A radio emission is divided into the zone near and far from the source, and TSU radiophysicists have learned to increase the near zone. This method can be used to create devices for radar and noninvasive diagnostics of human internal organs and various diseases. Scientists have developed a device for controlling the near-field radio emission, and the findings are presented in an article in the Journal of Applied Physics

There are a lot of media that absorb radio waves and transform them into heat, for example, water, earth, and iron. It is almost impossible to probe them using radio waves. Even Popov, the founder of radio, was the first to encounter the fact that radio waves could not overcome obstacles, and since then radar began to develop. It turned out that with radio waves, it was possible to determine the presence of metal objects in fog, behind clouds, and beyond the horizon, - says TSU professor Vladimir Yakubov.

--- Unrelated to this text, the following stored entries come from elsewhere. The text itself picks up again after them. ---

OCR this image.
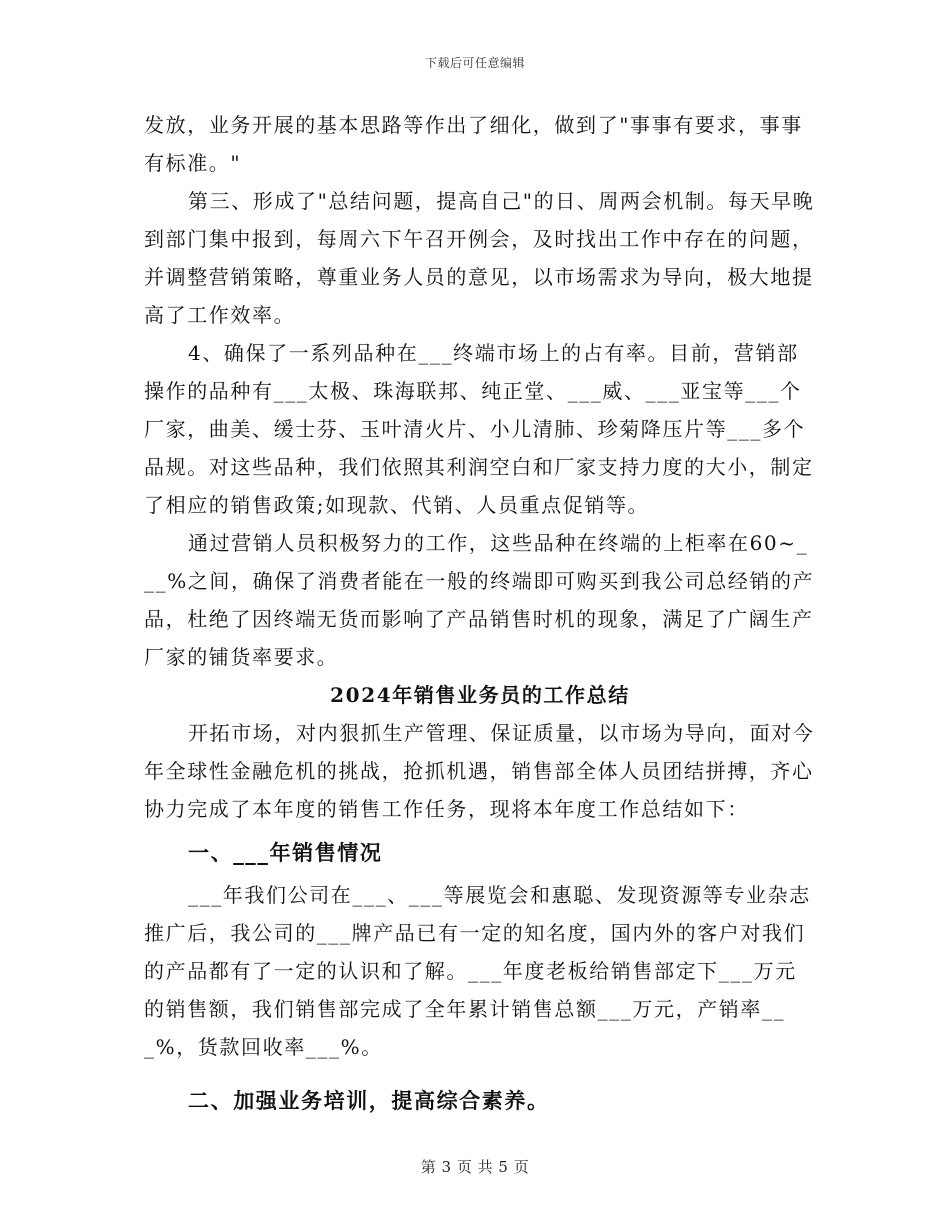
下载后可任意编辑

发放，业务开展的基本思路等作出了细化，做到了"事事有要求，事事有标准。"

第三、形成了"总结问题，提高自己"的日、周两会机制。每天早晚到部门集中报到，每周六下午召开例会，及时找出工作中存在的问题，并调整营销策略，尊重业务人员的意见，以市场需求为导向，极大地提高了工作效率。

4、确保了一系列品种在___终端市场上的占有率。目前，营销部操作的品种有___太极、珠海联邦、纯正堂、___威、___亚宝等___个厂家，曲美、缓士芬、玉叶清火片、小儿清肺、珍菊降压片等___多个品规。对这些品种，我们依照其利润空白和厂家支持力度的大小，制定了相应的销售政策;如现款、代销、人员重点促销等。

通过营销人员积极努力的工作，这些品种在终端的上柜率在60~___%之间，确保了消费者能在一般的终端即可购买到我公司总经销的产品，杜绝了因终端无货而影响了产品销售时机的现象，满足了广阔生产厂家的铺货率要求。

2024年销售业务员的工作总结

开拓市场，对内狠抓生产管理、保证质量，以市场为导向，面对今年全球性金融危机的挑战，抢抓机遇，销售部全体人员团结拼搏，齐心协力完成了本年度的销售工作任务，现将本年度工作总结如下：

一、___年销售情况

___年我们公司在___、___等展览会和惠聪、发现资源等专业杂志推广后，我公司的___牌产品已有一定的知名度，国内外的客户对我们的产品都有了一定的认识和了解。___年度老板给销售部定下___万元的销售额，我们销售部完成了全年累计销售总额___万元，产销率___%，货款回收率___%。

二、加强业务培训，提高综合素养。

第 3 页 共 5 页
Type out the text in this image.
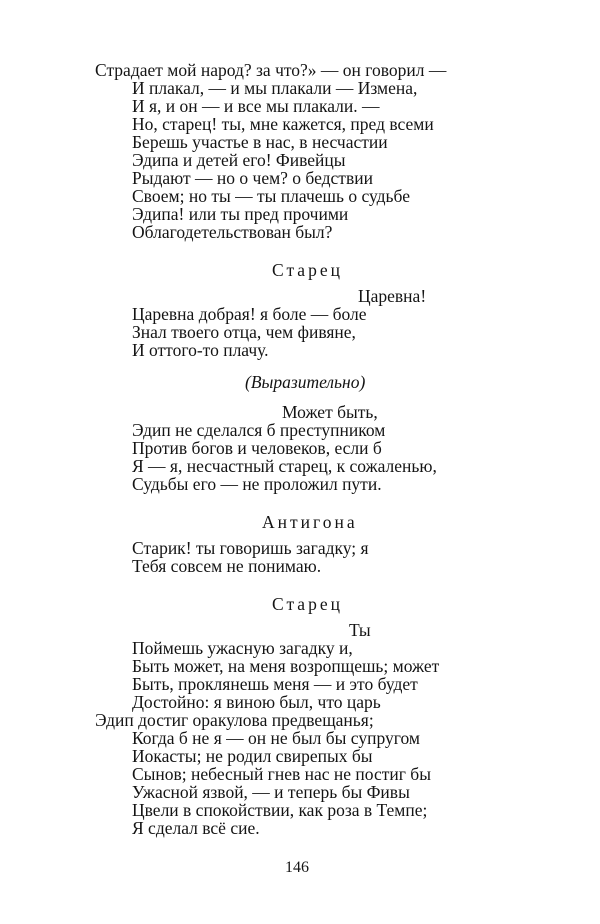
Страдает мой народ? за что?» — он говорил —
И плакал, — и мы плакали — Измена,
И я, и он — и все мы плакали. —
Но, старец! ты, мне кажется, пред всеми
Берешь участье в нас, в несчастии
Эдипа и детей его! Фивейцы
Рыдают — но о чем? о бедствии
Своем; но ты — ты плачешь о судьбе
Эдипа! или ты пред прочими
Облагодетельствован был?
Старец
Царевна!
Царевна добрая! я боле — боле
Знал твоего отца, чем фивяне,
И оттого-то плачу.
(Выразительно)
Может быть,
Эдип не сделался б преступником
Против богов и человеков, если б
Я — я, несчастный старец, к сожаленью,
Судьбы его — не проложил пути.
Антигона
Старик! ты говоришь загадку; я
Тебя совсем не понимаю.
Старец
Ты
Поймешь ужасную загадку и,
Быть может, на меня возропщешь; может
Быть, проклянешь меня — и это будет
Достойно: я виною был, что царь
Эдип достиг оракулова предвещанья;
Когда б не я — он не был бы супругом
Иокасты; не родил свирепых бы
Сынов; небесный гнев нас не постиг бы
Ужасной язвой, — и теперь бы Фивы
Цвели в спокойствии, как роза в Темпе;
Я сделал всё сие.
146
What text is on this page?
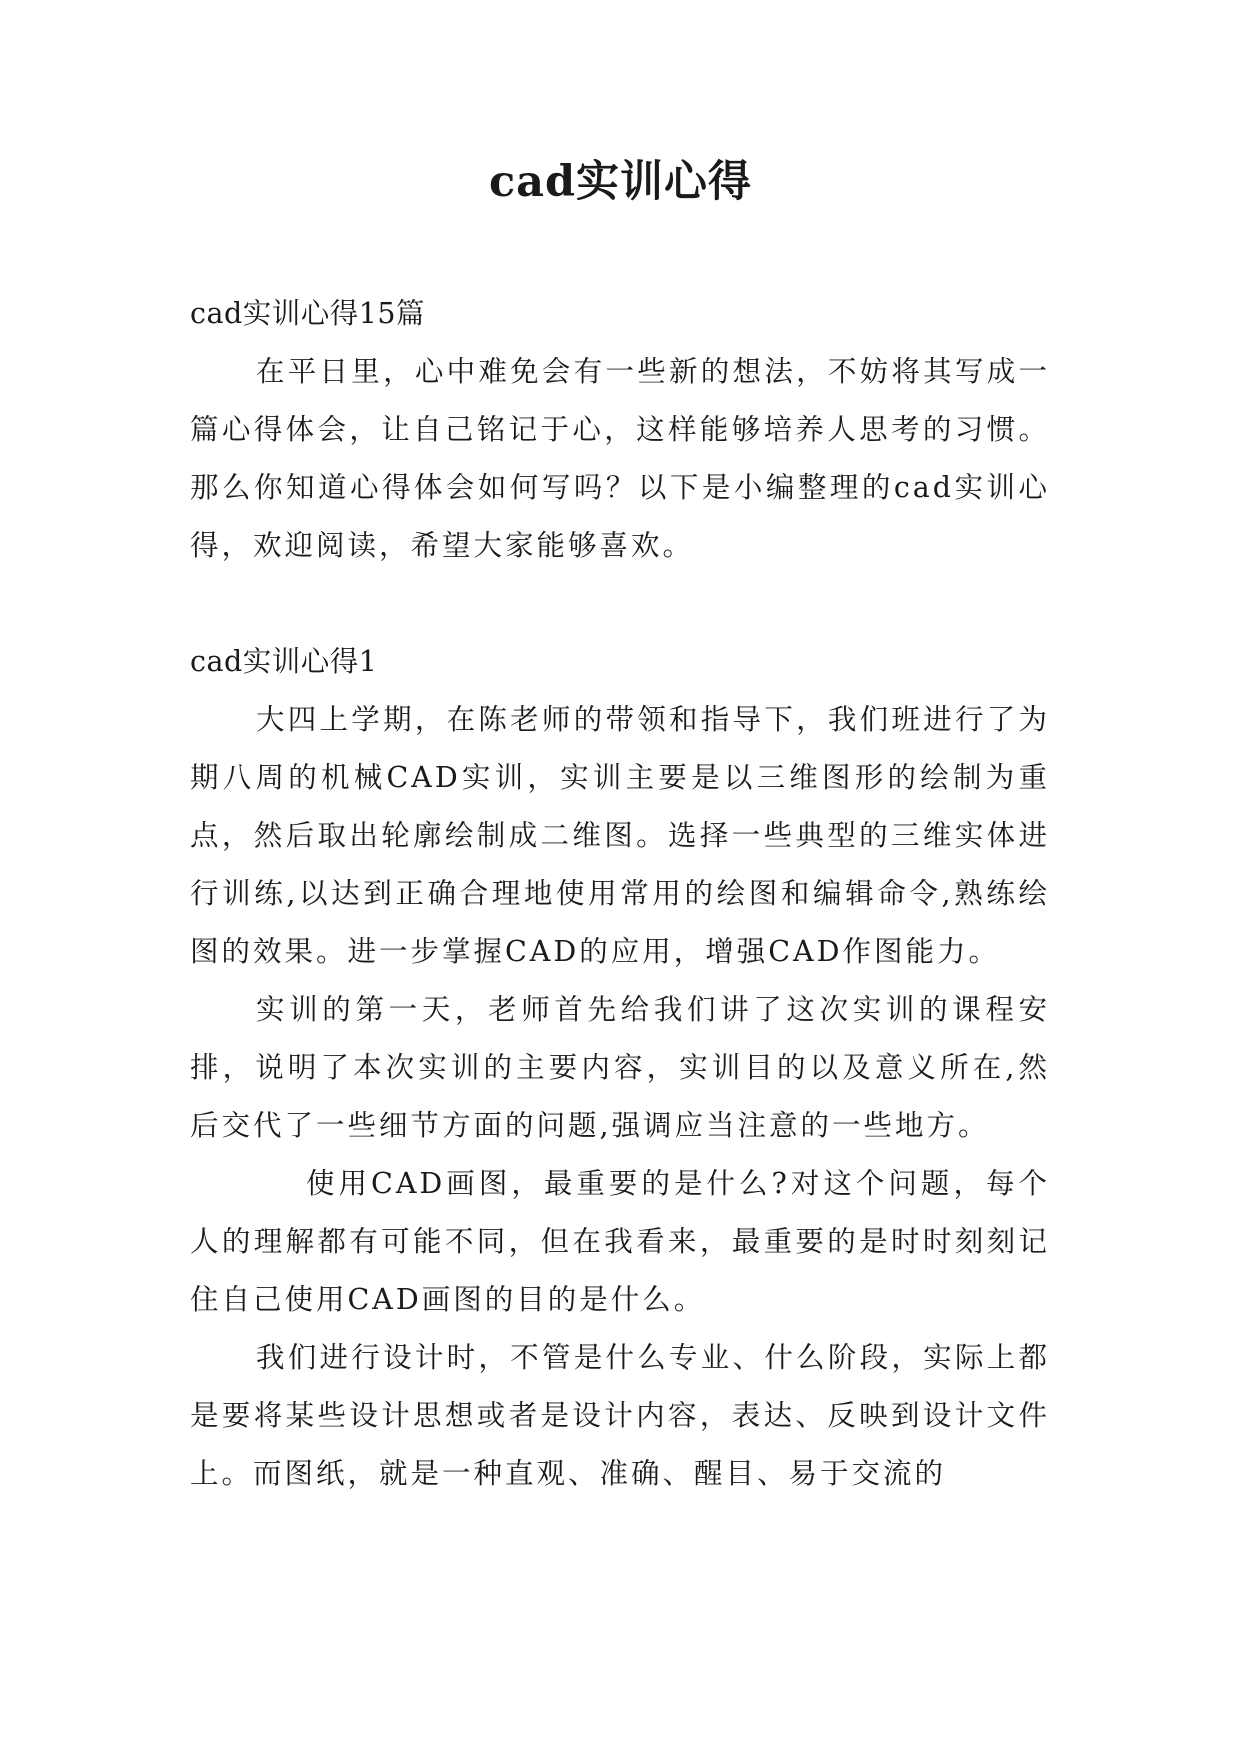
cad实训心得

cad实训心得15篇

在平日里，心中难免会有一些新的想法，不妨将其写成一篇心得体会，让自己铭记于心，这样能够培养人思考的习惯。那么你知道心得体会如何写吗？以下是小编整理的cad实训心得，欢迎阅读，希望大家能够喜欢。

cad实训心得1

大四上学期，在陈老师的带领和指导下，我们班进行了为期八周的机械CAD实训，实训主要是以三维图形的绘制为重点，然后取出轮廓绘制成二维图。选择一些典型的三维实体进行训练,以达到正确合理地使用常用的绘图和编辑命令,熟练绘图的效果。进一步掌握CAD的应用，增强CAD作图能力。

实训的第一天，老师首先给我们讲了这次实训的课程安排，说明了本次实训的主要内容，实训目的以及意义所在,然后交代了一些细节方面的问题,强调应当注意的一些地方。

使用CAD画图，最重要的是什么?对这个问题，每个人的理解都有可能不同，但在我看来，最重要的是时时刻刻记住自己使用CAD画图的目的是什么。

我们进行设计时，不管是什么专业、什么阶段，实际上都是要将某些设计思想或者是设计内容，表达、反映到设计文件上。而图纸，就是一种直观、准确、醒目、易于交流的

The border between the zone that is near the source and the zone that is far from it is quite sharp and is called a causal surface. Beyond this surface, a skin layer appears in which the radio wave attenuates very quickly (exponentially). As a rule, scientists investigate the far zone, because this is necessary to create antennas that work over long distances. They try to reduce the near zone because it does not bring noticeable benefits for communication and radar.

TSU radio physicists have established that radiation in the near field does not have exponential attenuation, which means that it can penetrate well into media with a high absorption coefficient, for example, into the human body. It is enough to expand the borders of the near zone, removing it from the source.

We made a device that helps to bring closer or remove the causal surface and conducted an experiment with ordinary tap water, which is a good absorber of radio waves. It turned out that the near zone can be noticeably advanced from the source by simply increasing the wavelength, which means making it low enough. When the frequency decreases, the causal surface and skin layer move away from the source, and when it increases, then vice versa. Thus, by varying this boundary, it is possible, for example, to increase or decrease the depth of penetration of radio waves into the human body. On this basis, it is possible to diagnose or treat organ diseases, - explains Vladimir Yakubov.